第4話 天からの授かり物

 「そりゃあ、おまん、子供や言うもんは、神さんからの

授かり物、天からのお指図ぜえ。

人間の都合で、どうやこうや言うもんでも

するもんでもないき。

自然の授かり物やき、自然に大事にすりゃあ、それで十分よ」


宮地のおんちゃんの言葉を、二人して神妙に聞いている。


「幸さんも初めての子じゃないし、4人も立派に育てちゅう。

さいわい、坂本家には、乙女姉やんもおる。

他の兄弟も皆大人じゃき、皆で幸さんを助けてくれるじゃろう。

心配せんと、自然にまかしや。

丁度、鏡川の流れのようにな」


「はい ありがとうございます」

幸が頭を下げながらお酌をする。


「案ずるより 産むが易しと言う諺もあるき、心配しな」


「長兵衛も、幸さんを今以上に大事にして、のう」


「はい、胆に命じます」


「御神籤のことは、気にせられんぜ。あれはのう、凶が出たから

病気になるとか、災いが降ってくるというものでは無いがぜよ。

そういう事に対しての準備を怠らんようにと言ういわば、忠告みたいなもんでの。

気にせられん、気にせられん。
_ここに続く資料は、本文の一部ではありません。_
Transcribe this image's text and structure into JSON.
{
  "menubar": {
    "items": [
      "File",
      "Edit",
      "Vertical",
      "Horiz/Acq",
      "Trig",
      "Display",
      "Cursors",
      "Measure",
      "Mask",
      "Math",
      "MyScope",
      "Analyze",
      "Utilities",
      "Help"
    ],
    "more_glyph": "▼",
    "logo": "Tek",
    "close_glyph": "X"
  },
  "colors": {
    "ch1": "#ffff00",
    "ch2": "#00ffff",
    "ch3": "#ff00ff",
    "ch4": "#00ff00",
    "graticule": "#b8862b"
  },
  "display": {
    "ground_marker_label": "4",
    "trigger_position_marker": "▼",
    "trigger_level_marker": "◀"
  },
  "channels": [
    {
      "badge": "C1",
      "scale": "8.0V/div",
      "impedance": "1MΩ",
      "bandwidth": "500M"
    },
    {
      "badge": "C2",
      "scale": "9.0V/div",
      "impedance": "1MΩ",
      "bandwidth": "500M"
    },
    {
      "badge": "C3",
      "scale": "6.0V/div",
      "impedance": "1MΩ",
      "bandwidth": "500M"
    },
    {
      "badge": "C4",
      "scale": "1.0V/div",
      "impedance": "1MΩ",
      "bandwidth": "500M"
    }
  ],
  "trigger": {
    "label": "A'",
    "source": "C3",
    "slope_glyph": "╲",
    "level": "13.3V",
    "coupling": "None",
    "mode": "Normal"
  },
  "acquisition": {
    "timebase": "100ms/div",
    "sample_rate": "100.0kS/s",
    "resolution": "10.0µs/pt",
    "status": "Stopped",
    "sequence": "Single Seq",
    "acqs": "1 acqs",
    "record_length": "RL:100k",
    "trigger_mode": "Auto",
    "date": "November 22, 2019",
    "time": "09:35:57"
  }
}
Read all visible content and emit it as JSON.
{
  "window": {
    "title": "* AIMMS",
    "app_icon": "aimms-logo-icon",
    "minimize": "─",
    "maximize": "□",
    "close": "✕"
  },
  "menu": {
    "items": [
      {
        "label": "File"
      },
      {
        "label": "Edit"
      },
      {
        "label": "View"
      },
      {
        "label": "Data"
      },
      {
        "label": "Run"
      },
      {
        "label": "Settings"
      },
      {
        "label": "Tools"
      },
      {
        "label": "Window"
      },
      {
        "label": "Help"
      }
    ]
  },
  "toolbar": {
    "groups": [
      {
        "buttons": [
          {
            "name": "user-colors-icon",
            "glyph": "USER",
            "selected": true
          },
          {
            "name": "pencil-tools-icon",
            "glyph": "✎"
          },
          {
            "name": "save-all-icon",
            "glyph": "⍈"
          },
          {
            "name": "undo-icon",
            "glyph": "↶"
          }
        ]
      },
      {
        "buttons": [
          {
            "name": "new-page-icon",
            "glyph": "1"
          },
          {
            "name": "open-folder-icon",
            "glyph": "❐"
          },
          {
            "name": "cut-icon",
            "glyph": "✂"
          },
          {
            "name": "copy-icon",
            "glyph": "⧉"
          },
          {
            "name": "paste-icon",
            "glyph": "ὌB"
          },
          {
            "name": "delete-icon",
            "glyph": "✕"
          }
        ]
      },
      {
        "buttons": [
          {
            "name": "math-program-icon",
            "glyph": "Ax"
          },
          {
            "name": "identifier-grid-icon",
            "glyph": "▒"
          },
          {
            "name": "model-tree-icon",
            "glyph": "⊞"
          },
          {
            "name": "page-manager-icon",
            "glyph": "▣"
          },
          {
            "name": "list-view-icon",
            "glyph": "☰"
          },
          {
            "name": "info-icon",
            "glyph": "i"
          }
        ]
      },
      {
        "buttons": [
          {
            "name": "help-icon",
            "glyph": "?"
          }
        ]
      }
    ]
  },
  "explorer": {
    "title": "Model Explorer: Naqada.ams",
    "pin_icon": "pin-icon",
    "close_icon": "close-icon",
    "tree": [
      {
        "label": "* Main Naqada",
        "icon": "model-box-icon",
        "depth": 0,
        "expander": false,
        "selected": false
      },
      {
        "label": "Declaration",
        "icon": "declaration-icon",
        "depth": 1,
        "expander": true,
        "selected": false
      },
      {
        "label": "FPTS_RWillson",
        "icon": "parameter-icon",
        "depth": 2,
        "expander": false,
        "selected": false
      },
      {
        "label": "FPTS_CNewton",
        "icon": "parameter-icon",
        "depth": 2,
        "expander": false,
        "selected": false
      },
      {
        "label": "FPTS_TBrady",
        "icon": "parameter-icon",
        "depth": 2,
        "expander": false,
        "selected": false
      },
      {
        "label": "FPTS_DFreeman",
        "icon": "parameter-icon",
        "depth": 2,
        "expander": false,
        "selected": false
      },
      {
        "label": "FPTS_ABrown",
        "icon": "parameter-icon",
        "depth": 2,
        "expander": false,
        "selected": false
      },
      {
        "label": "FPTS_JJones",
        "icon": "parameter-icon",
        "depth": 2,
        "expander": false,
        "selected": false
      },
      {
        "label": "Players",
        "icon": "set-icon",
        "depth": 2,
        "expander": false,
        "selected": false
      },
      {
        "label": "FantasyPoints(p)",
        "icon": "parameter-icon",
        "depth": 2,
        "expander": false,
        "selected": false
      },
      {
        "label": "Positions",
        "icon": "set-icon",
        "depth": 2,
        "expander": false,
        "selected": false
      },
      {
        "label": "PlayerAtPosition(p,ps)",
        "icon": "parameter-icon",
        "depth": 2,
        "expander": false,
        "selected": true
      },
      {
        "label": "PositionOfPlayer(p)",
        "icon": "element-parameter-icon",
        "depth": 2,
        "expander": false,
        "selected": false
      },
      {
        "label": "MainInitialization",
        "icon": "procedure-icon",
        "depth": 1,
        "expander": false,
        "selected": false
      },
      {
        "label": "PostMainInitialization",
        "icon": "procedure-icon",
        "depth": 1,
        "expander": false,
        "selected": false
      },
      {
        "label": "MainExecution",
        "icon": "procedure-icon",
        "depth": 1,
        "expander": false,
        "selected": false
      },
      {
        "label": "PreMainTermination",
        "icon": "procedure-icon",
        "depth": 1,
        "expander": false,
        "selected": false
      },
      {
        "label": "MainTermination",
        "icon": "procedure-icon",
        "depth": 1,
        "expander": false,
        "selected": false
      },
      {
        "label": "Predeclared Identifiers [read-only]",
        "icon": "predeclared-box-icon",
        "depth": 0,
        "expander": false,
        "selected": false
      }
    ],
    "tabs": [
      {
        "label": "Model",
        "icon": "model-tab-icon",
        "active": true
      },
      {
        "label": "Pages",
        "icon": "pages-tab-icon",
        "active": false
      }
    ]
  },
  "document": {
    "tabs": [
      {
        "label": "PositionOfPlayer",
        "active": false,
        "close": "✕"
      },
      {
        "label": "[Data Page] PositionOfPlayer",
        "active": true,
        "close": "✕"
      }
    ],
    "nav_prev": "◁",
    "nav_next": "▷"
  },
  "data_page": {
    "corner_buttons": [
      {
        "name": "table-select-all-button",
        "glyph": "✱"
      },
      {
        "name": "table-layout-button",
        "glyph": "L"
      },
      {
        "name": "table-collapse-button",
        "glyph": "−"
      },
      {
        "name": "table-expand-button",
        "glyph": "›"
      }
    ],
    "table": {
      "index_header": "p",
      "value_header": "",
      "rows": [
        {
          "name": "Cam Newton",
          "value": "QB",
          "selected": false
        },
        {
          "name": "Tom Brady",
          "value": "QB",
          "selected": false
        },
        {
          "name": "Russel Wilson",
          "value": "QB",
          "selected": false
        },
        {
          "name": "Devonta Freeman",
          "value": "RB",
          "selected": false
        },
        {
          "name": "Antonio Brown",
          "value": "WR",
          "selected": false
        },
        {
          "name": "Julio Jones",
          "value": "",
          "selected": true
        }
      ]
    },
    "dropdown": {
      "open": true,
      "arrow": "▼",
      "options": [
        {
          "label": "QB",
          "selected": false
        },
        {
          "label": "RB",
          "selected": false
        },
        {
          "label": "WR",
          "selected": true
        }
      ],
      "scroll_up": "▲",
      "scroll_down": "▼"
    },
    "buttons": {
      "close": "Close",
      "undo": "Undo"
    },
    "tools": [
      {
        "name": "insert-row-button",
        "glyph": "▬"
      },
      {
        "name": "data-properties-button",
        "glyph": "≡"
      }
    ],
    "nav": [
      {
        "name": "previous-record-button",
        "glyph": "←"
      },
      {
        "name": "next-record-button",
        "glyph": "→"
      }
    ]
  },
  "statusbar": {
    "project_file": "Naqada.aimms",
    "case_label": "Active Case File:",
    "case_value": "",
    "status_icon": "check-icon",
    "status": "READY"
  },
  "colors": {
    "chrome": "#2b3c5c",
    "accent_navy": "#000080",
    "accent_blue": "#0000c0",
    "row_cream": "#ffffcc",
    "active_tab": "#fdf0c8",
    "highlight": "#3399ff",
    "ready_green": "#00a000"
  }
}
何やったらお宮に行ったら大吉が

わしのところの引き出しにぎょうさんあるきに、届けさせようかのう」

3人が大笑いしてお開きとなった。


 幸も何やら胸のつかえが降りたようで

その晩は、ぐっすり休めたらしい。


季節は3月の末となり、鏡川の土手にも、ちらほらと桜が咲き始めた。